According to Apple’s press release, the plan consists of multiple efforts:

  • $1 billion for an affordable housing investment fund
  • $1 billion for first-time homebuyer mortgage assistance
  • $300 million for Apple’s own real estate development effort to create new, affordable housing
  • $200 million for low-income housing

Critics Point Out That Apple is Just Entering the Home Loan Business

Critics pounced on Apple’s plan shortly after it was unveiled. They point out that, along with Facebook and Microsoft, Apple is simply entering into the real estate business.

The bulk of the Cupertino tech giant’s fund goes to home loans and real estate development. Apple will profit from this, however, they claim that capital will be reinvested in future projects, with no specifics as to what they will be. Future projects could very well be development of new Apple products.

Not all Silicon Valley elite have been so duplicitous when it comes to helping the homeless. Salesforce CEO and native San Franciscan Mark Benioff famously spent $100 million of his own money to support a ballot initiative that would help the homeless of San Francisco. Mark Zuckerberg, Jack Dorsey and mayor London Breed all fought against this measure, as it would levy taxes on the wealthy tech corporations that caused the crisis in the first place.

The San Francisco Bay Area has long been a champion of progressive values. The influx of tech carpetbaggers has changed the culture in significant ways. Empathy has given way to a robber baron culture, which harkens back to the days of Leyland Stanford.
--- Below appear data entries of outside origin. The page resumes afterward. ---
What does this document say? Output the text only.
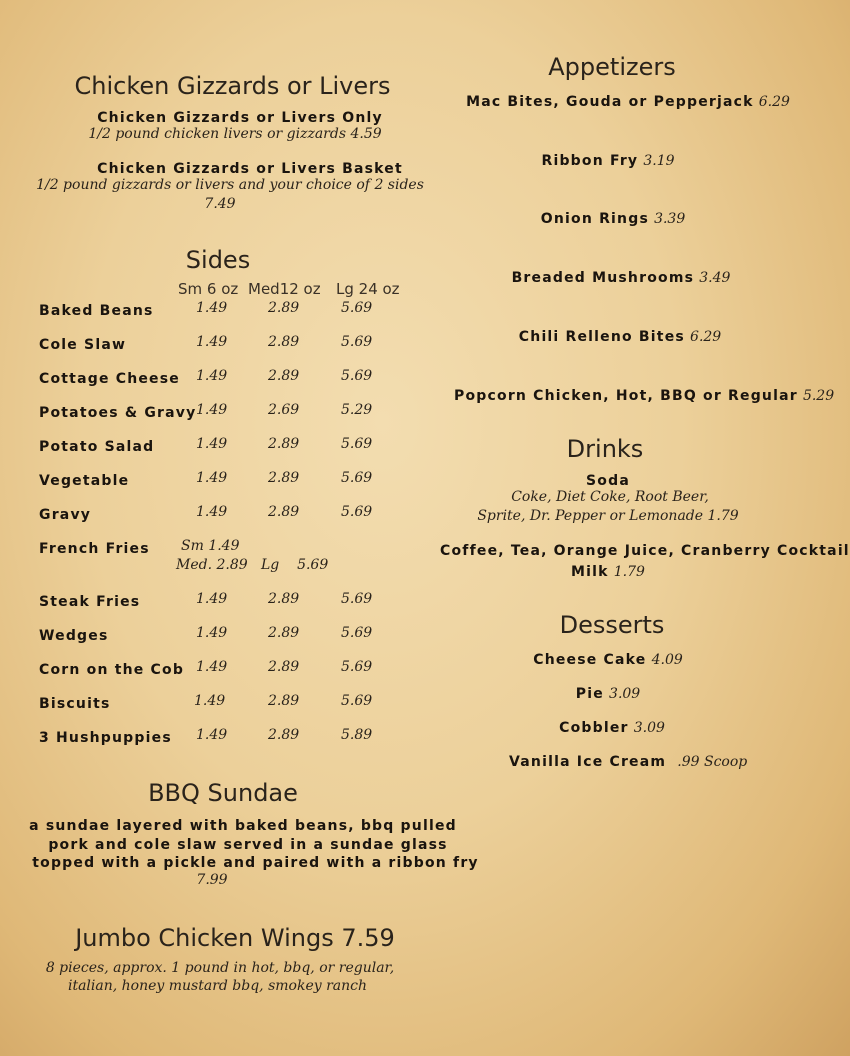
Chicken Gizzards or Livers
Chicken Gizzards or Livers Only
1/2 pound chicken livers or gizzards 4.59
Chicken Gizzards or Livers Basket
1/2 pound gizzards or livers and your choice of 2 sides
7.49
Sides
Sm 6 oz Med12 oz Lg 24 oz
Baked Beans	1.49	2.89	5.69
Cole Slaw	1.49	2.89	5.69
Cottage Cheese 1.49	2.89	5.69
Potatoes & Gravy 1.49	2.69	5.29
Potato Salad	1.49	2.89	5.69
Vegetable	1.49	2.89	5.69
Gravy	1.49	2.89	5.69
French Fries Sm 1.49
Med. 2.89   Lg    5.69
Steak Fries	1.49	2.89	5.69
Wedges	1.49	2.89	5.69
Corn on the Cob 1.49	2.89	5.69
Biscuits	1.49	2.89	5.69
3 Hushpuppies 1.49	2.89	5.89
BBQ Sundae
a sundae layered with baked beans, bbq pulled
pork and cole slaw served in a sundae glass
topped with a pickle and paired with a ribbon fry
7.99
Jumbo Chicken Wings 7.59
8 pieces, approx. 1 pound in hot, bbq, or regular,
italian, honey mustard bbq, smokey ranch
Appetizers
Mac Bites, Gouda or Pepperjack 6.29
Ribbon Fry 3.19
Onion Rings 3.39
Breaded Mushrooms 3.49
Chili Relleno Bites 6.29
Popcorn Chicken, Hot, BBQ or Regular 5.29
Drinks
Soda
Coke, Diet Coke, Root Beer,
Sprite, Dr. Pepper or Lemonade 1.79
Coffee, Tea, Orange Juice, Cranberry Cocktail
Milk 1.79
Desserts
Cheese Cake 4.09
Pie 3.09
Cobbler 3.09
Vanilla Ice Cream .99 Scoop
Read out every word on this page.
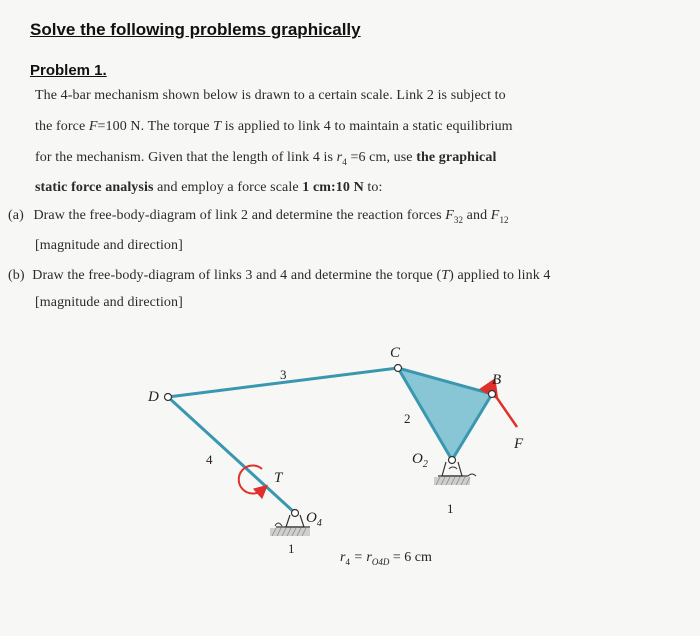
Solve the following problems graphically
Problem 1.
The 4-bar mechanism shown below is drawn to a certain scale. Link 2 is subject to
the force F=100 N. The torque T is applied to link 4 to maintain a static equilibrium
for the mechanism. Given that the length of link 4 is $r_4 =6$ cm, use the graphical
static force analysis and employ a force scale 1 cm:10 N to:
(a) Draw the free-body-diagram of link 2 and determine the reaction forces $F_{32}$ and $F_{12}$
[magnitude and direction]
(b) Draw the free-body-diagram of links 3 and 4 and determine the torque (T) applied to link 4
[magnitude and direction]
C
B
D
3
2
4
1
1
F
T
$O_2$
$O_4$
$r_4 = r_{O4D} = 6$ cm
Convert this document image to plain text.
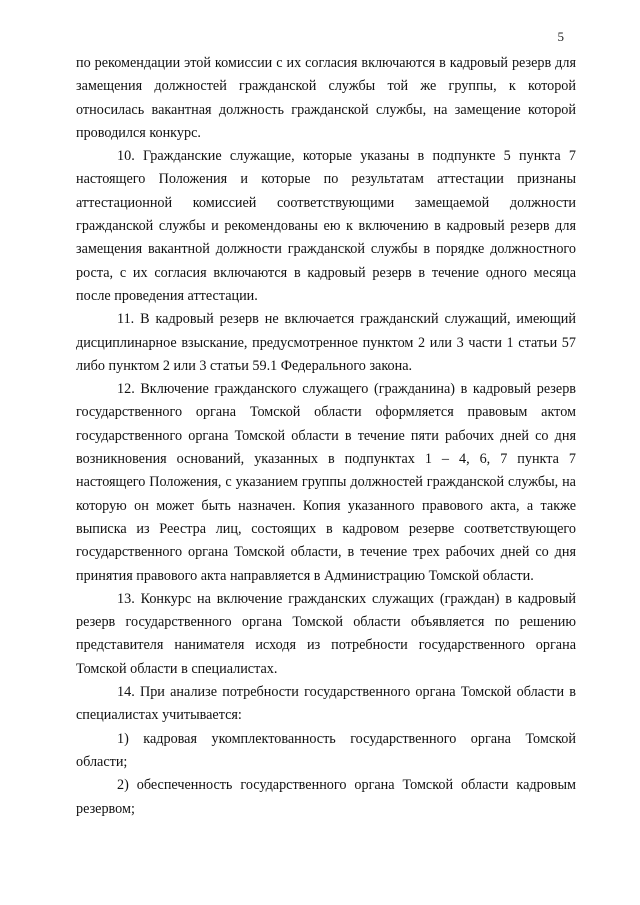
5

по рекомендации этой комиссии с их согласия включаются в кадровый резерв для замещения должностей гражданской службы той же группы, к которой относилась вакантная должность гражданской службы, на замещение которой проводился конкурс.

10. Гражданские служащие, которые указаны в подпункте 5 пункта 7 настоящего Положения и которые по результатам аттестации признаны аттестационной комиссией соответствующими замещаемой должности гражданской службы и рекомендованы ею к включению в кадровый резерв для замещения вакантной должности гражданской службы в порядке должностного роста, с их согласия включаются в кадровый резерв в течение одного месяца после проведения аттестации.

11. В кадровый резерв не включается гражданский служащий, имеющий дисциплинарное взыскание, предусмотренное пунктом 2 или 3 части 1 статьи 57 либо пунктом 2 или 3 статьи 59.1 Федерального закона.

12. Включение гражданского служащего (гражданина) в кадровый резерв государственного органа Томской области оформляется правовым актом государственного органа Томской области в течение пяти рабочих дней со дня возникновения оснований, указанных в подпунктах 1 – 4, 6, 7 пункта 7 настоящего Положения, с указанием группы должностей гражданской службы, на которую он может быть назначен. Копия указанного правового акта, а также выписка из Реестра лиц, состоящих в кадровом резерве соответствующего государственного органа Томской области, в течение трех рабочих дней со дня принятия правового акта направляется в Администрацию Томской области.

13. Конкурс на включение гражданских служащих (граждан) в кадровый резерв государственного органа Томской области объявляется по решению представителя нанимателя исходя из потребности государственного органа Томской области в специалистах.

14. При анализе потребности государственного органа Томской области в специалистах учитывается:

1) кадровая укомплектованность государственного органа Томской области;

2) обеспеченность государственного органа Томской области кадровым резервом;
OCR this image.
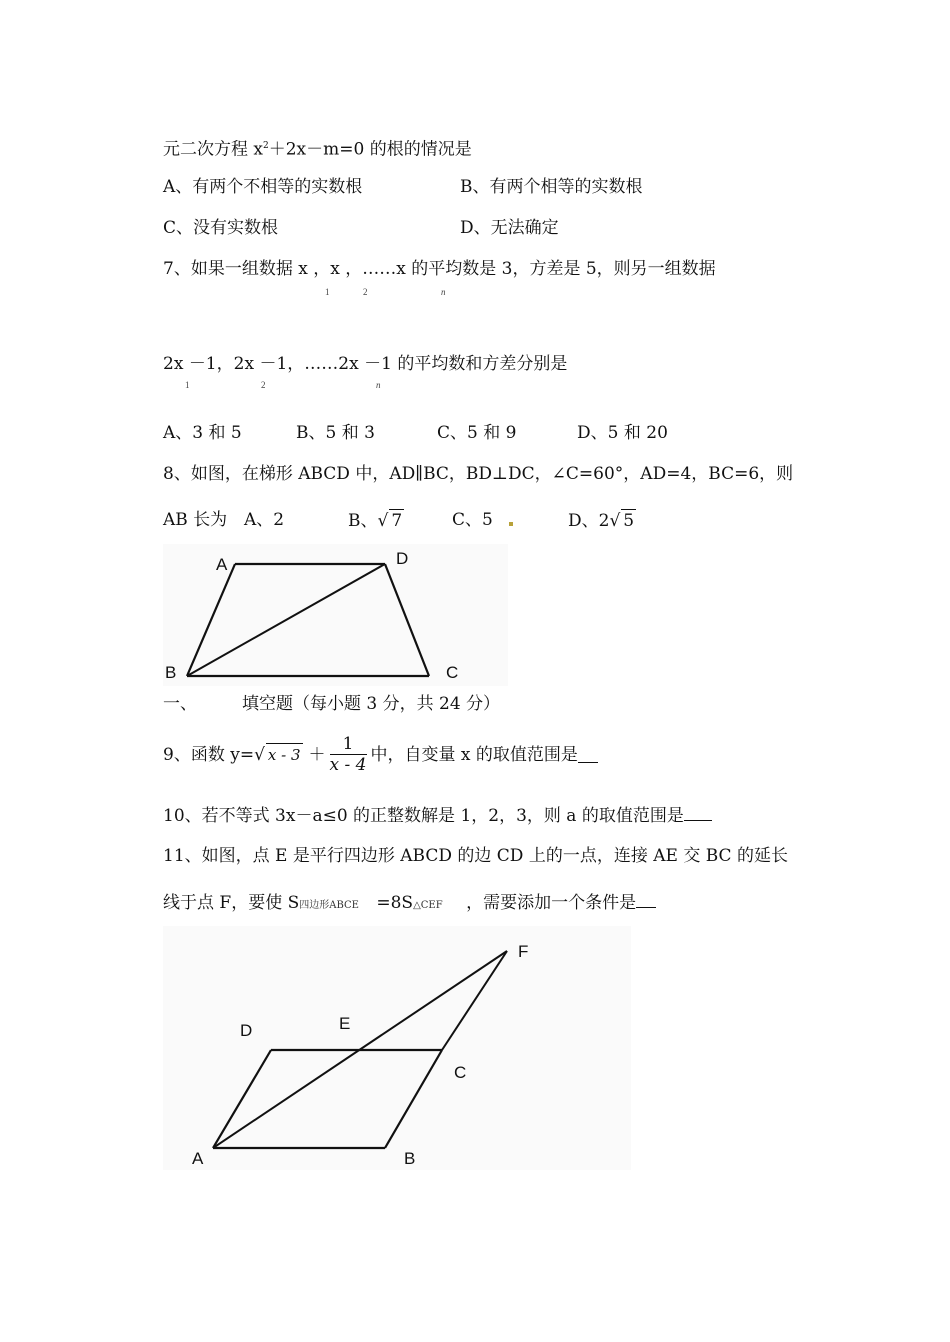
元二次方程 $x^2+2x-m=0$ 的根的情况是
A、有两个不相等的实数根	B、有两个相等的实数根
C、没有实数根	D、无法确定
7、如果一组数据 x ，x ，……x 的平均数是 3，方差是 5，则另一组数据
1	2	n
2x －1，2x －1，……2x －1 的平均数和方差分别是
1	2	n
A、3 和 5	B、5 和 3	C、5 和 9	D、5 和 20
8、如图，在梯形 ABCD 中，AD∥BC，BD⊥DC，∠C=60°，AD=4，BC=6，则
AB 长为 A、2	B、√ 7	C、5	D、2√ 5
A	D
B	C
一、	填空题（每小题 3 分，共 24 分）
9、函数 y= √ $x - 3 + \frac{1}{x - 4}$ 中，自变量 x 的取值范围是
10、若不等式 3x－a≤0 的正整数解是 1，2，3，则 a 的取值范围是
11、如图，点 E 是平行四边形 ABCD 的边 CD 上的一点，连接 AE 交 BC 的延长
线于点 F，要使 S四边形ABCE =8S△CEF ，需要添加一个条件是
D	E
F
C
A	B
It’s a winner take all mentality that displaces artists, musicians, teachers and other professionals who aren’t consumed with aggregating wealth.

Apple, a company that pays some employees as little as $10 an hour, seems to be using the housing crisis to deceive the public. Their own Apple Store employees in the San Francisco Bay Area can’t even afford a studio apartment. Overall, Apple’s intentions seem grand, but the reality is quite different.